先ごろ日本のある出版社の日韓モノ出版企画の座談会に出席した折、不思議な(?)言葉を耳にして驚いた。日本で高潮しているいわゆる反韓、嫌韓感情の裏には、韓国に対する日本人の「剥奪感」が作用しているというのだ。
つまり近年、威勢のいい韓国のせいで日本が被害、損害を被っているという意識のことである。反日への不快感のほか、たとえばサムスンや現代など韓国企業のせいで日本企業がダメになり、日本が不景気になっているとか、スポーツや大衆文化でも日本が押されて損をしているとか。
たしかに、先ごろ終わった「インチョン(仁川)アジア競技大会」では、日本のバドミントン選手がコートに突然、吹き付けた”疑惑の風”で韓国選手に負け、女子ボクシングではインドの選手が不可解な判定で韓国選手に金メダルを奪われるといった「剥奪事件」はあったが。
しかし、日本社会で韓国に何か奪われているという「剥奪感」が生じているのは気になる。
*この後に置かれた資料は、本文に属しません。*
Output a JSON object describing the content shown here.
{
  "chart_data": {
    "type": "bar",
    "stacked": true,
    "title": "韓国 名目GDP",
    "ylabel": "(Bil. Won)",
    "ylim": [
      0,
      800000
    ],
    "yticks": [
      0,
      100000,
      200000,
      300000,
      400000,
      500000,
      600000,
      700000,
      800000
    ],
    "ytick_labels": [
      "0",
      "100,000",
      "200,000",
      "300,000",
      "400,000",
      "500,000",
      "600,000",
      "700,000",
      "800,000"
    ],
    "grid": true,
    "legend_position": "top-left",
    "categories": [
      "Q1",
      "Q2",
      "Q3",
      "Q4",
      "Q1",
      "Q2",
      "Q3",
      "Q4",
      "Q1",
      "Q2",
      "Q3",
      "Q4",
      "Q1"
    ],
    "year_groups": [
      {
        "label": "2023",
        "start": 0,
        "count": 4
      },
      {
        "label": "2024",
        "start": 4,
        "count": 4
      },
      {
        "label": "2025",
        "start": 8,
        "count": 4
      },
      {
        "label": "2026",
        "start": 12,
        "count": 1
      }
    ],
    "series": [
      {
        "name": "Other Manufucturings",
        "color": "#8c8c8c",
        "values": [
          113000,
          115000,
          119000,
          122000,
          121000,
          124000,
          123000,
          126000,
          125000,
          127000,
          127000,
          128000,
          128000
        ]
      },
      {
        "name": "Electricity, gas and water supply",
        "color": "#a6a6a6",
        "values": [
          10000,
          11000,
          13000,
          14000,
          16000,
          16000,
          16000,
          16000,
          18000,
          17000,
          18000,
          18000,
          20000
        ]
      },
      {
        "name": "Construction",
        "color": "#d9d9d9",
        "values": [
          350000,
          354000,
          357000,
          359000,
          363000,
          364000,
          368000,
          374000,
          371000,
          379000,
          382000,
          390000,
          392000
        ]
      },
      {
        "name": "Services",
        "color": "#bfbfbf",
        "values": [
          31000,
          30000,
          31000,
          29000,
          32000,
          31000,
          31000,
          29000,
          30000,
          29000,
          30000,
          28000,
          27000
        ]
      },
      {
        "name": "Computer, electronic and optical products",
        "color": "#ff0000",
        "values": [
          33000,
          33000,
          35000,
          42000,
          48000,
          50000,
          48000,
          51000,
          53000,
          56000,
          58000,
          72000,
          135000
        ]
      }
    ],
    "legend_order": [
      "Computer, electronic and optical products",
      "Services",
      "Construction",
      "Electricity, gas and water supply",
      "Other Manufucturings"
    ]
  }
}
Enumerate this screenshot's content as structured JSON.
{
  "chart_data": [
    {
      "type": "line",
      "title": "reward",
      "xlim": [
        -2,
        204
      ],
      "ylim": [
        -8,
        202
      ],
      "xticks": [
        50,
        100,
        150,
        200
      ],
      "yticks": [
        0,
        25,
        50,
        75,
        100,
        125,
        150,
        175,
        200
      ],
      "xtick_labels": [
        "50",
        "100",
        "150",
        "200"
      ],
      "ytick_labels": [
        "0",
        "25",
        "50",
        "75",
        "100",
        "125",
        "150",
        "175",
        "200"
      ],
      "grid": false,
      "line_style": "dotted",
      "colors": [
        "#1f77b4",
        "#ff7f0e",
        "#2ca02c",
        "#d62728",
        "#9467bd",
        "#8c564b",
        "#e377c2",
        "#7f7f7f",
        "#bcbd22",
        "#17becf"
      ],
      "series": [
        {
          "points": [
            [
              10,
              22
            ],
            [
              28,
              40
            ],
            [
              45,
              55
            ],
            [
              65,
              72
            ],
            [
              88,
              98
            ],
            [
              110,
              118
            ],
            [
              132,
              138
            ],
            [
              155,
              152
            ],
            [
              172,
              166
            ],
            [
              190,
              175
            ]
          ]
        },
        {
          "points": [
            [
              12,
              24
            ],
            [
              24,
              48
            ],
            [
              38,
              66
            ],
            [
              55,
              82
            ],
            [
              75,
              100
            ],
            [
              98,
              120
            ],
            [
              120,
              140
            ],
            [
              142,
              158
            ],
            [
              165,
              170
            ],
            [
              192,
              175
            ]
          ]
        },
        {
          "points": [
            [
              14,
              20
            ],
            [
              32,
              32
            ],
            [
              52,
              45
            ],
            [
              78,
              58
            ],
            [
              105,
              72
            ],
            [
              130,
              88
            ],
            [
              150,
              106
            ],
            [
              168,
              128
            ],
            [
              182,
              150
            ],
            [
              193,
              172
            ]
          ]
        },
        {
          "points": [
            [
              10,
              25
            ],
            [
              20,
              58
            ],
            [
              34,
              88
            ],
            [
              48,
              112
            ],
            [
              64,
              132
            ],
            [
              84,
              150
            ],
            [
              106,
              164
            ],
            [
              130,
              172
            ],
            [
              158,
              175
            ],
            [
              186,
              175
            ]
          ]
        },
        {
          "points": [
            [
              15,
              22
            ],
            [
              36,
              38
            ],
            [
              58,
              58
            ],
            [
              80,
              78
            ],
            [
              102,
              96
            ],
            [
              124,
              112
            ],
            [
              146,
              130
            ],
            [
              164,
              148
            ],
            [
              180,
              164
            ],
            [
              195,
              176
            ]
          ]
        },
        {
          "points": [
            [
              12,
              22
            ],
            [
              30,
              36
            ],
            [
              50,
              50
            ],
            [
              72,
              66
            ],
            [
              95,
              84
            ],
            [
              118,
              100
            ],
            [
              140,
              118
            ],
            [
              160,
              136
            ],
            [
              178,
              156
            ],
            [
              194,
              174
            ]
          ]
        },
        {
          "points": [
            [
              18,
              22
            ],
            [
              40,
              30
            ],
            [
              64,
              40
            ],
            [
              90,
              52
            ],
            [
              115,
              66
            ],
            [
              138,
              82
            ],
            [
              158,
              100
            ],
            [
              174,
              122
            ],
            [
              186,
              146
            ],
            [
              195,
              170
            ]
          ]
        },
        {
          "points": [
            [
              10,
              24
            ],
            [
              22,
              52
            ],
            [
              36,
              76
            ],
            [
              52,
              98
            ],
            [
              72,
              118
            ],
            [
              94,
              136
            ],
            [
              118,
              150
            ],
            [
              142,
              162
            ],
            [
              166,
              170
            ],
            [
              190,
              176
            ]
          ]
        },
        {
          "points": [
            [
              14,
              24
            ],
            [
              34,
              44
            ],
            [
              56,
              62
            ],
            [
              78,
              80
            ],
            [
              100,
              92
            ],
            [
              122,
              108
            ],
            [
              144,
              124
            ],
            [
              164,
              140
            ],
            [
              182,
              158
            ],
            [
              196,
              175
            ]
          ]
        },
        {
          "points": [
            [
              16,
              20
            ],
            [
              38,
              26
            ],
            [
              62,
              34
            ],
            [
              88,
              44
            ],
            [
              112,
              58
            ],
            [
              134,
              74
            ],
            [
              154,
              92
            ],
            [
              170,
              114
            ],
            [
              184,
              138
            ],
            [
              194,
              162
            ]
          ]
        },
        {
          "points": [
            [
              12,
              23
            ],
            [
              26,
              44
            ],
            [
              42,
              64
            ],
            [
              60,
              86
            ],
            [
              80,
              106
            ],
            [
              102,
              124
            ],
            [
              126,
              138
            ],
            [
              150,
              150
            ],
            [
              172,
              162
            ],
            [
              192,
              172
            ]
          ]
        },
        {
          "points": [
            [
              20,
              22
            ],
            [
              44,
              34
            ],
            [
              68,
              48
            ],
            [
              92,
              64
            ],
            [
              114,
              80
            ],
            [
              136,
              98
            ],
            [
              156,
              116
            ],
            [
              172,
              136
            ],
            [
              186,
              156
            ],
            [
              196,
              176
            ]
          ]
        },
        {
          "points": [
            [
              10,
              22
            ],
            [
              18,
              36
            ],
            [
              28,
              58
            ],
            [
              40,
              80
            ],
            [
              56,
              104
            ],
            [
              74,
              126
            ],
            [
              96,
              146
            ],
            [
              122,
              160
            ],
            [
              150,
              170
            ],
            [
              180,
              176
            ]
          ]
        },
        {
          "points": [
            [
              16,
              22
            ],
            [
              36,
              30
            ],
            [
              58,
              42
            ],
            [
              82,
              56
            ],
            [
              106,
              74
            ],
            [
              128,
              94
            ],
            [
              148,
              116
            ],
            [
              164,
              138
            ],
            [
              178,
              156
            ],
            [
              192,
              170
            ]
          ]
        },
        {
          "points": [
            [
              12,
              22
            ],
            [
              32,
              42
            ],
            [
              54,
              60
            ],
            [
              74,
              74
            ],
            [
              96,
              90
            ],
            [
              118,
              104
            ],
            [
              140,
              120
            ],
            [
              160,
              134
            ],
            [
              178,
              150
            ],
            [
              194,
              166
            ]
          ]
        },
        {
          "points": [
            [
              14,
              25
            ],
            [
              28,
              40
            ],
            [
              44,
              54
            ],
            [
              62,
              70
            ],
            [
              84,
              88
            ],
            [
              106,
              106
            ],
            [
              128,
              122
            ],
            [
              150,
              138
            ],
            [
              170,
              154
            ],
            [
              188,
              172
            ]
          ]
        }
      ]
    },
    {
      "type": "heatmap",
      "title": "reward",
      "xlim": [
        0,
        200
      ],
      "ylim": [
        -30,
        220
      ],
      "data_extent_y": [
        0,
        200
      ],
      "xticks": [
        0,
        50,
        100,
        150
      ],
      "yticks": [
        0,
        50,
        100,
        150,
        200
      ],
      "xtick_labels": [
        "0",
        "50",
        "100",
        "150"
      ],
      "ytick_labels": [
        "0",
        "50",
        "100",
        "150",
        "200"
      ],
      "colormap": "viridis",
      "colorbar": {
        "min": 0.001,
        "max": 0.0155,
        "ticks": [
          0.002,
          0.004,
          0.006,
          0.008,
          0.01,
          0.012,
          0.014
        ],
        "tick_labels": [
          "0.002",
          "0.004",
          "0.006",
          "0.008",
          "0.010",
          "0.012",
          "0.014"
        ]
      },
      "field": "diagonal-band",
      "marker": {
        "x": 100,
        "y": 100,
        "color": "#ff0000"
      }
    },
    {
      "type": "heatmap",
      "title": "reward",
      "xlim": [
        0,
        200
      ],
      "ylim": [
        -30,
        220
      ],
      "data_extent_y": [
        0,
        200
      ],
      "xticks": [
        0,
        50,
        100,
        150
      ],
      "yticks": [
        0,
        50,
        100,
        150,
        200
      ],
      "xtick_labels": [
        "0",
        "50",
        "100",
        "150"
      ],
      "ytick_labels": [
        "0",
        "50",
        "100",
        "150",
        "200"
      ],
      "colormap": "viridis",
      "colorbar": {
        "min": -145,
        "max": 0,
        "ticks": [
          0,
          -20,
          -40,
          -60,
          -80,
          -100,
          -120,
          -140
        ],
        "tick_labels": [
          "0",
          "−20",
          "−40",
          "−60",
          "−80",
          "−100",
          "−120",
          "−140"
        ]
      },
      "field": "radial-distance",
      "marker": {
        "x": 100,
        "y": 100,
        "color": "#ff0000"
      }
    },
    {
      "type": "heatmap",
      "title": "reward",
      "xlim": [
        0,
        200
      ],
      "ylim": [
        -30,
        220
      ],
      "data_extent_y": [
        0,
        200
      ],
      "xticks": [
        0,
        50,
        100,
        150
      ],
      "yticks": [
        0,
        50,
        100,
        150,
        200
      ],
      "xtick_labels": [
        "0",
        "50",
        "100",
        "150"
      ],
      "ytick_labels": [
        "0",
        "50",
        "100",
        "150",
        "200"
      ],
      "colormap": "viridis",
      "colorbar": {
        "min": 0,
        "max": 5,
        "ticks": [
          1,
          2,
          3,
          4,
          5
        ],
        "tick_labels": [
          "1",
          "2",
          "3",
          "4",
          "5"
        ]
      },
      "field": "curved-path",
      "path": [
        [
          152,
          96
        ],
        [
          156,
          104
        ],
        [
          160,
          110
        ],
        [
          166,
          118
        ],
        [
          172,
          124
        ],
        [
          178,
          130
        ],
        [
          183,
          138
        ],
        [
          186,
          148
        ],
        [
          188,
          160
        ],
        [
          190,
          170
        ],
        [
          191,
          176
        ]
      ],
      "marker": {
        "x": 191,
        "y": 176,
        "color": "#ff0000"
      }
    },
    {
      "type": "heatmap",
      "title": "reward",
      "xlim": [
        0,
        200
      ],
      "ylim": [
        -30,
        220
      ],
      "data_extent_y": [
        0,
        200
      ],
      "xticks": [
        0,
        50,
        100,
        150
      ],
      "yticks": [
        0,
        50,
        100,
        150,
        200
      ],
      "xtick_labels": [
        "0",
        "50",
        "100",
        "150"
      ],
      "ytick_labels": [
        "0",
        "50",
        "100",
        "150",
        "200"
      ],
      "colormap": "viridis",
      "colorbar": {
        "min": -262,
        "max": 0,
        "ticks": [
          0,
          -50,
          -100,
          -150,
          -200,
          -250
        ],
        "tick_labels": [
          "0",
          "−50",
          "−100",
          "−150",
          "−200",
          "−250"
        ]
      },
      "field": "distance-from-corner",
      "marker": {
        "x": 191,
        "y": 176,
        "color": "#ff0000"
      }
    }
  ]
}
そんな感情がうだつの上がらない人々の気持ちを刺激し、それが反韓になっているとは。
これ、本当なのだろうか。もしそうだとすれば、ちょっと待って欲しい。それは韓国に対する過大評価であり、日本に対する過剰な卑下だ。もっと韓国の現状、日本の存在感に対するバランスの取れた見方が必要だ。
というのは韓国は「反日」にもかかわらず昔も今も「日本」があふれていて、むしろ韓国人の方が昔から日本に対する「剥奪感」に苛まれてきたのだ。それは今も続いている。経済、文化をはじめあらゆる分野での”対日赤字感”ともいえるが、それがやっと最近になって「韓流ブーム」などで収支改善の兆しが見えたに過ぎない。